Beberapa saran yang ia terima termasuk menggunakan ASI, thyme, dan elderberry, yang semuanya tidak direkomendasikan oleh dokter untuk mengobati influenza, yang menyebabkan 12.000 hingga 30.000 kematian di AS antara 1 Oktober dan 1 Februari, menurut pendahuluan perkiraan oleh Pusat Pengendalian dan Pencegahan Penyakit.
Anggota grup Facebook lain menyarankan ibu meletakkan irisan kentang dan mentimun di kepala anak itu, laporan Colorado Times Recorder. Tapi, setelah adanya laporan, unggahan tersebut telah dihapus dari halaman, lapor surat kabar itu.
Kedua outlet tidak mengidentifikasi anak yang meninggal, tetapi halaman GoFundMe mengidentifikasi anak itu bernama Najee. Dia tinggal di Pueblo, lapor KCNC.

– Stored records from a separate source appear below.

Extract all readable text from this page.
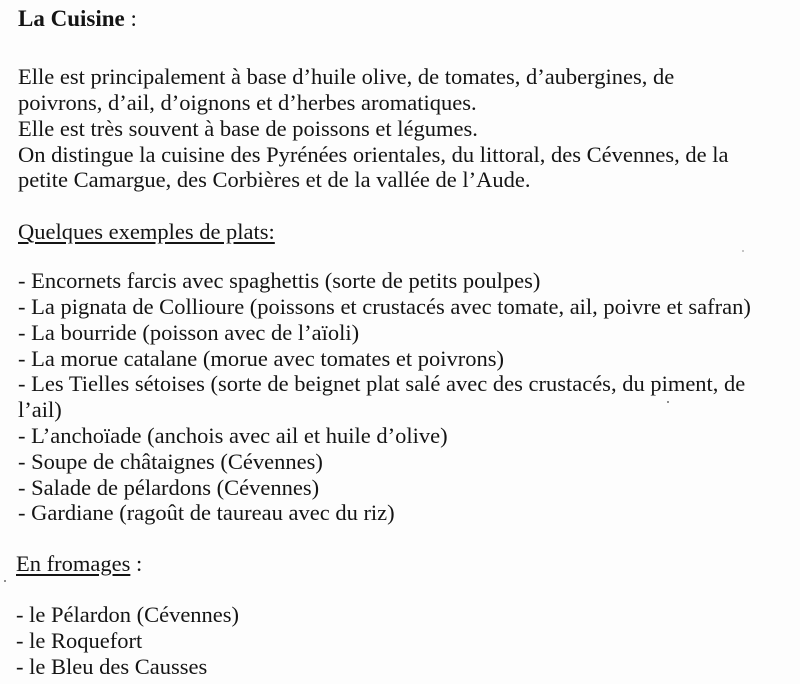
La Cuisine :
Elle est principalement à base d’huile olive, de tomates, d’aubergines, de
poivrons, d’ail, d’oignons et d’herbes aromatiques.
Elle est très souvent à base de poissons et légumes.
On distingue la cuisine des Pyrénées orientales, du littoral, des Cévennes, de la
petite Camargue, des Corbières et de la vallée de l’Aude.
Quelques exemples de plats:
- Encornets farcis avec spaghettis (sorte de petits poulpes)
- La pignata de Collioure (poissons et crustacés avec tomate, ail, poivre et safran)
- La bourride (poisson avec de l’aïoli)
- La morue catalane (morue avec tomates et poivrons)
- Les Tielles sétoises (sorte de beignet plat salé avec des crustacés, du piment, de
l’ail)
- L’anchoïade (anchois avec ail et huile d’olive)
- Soupe de châtaignes (Cévennes)
- Salade de pélardons (Cévennes)
- Gardiane (ragoût de taureau avec du riz)
En fromages :
- le Pélardon (Cévennes)
- le Roquefort
- le Bleu des Causses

"Saya ingin mengucapkan terima kasih kepada semua orang yang telah menyumbangkan uang untuk Najee!” tulis si ibu dalam laman GoFundMe yang dibagikan pada Kamis lalu.
“Adalah kesedihan saya yang terdalam untuk memberi tahu Anda yang belum tahu bahwa putra saya telah meninggal dunia. Saya dan semua orang yang mencintai Najee sangat sedih."
Halaman itu masih aktif pada Jumat sore dan telah menghasilkan lebih dari USD9.000 atau Rp123 jutaan dari target USD10.000 atau Rp136,4 juta.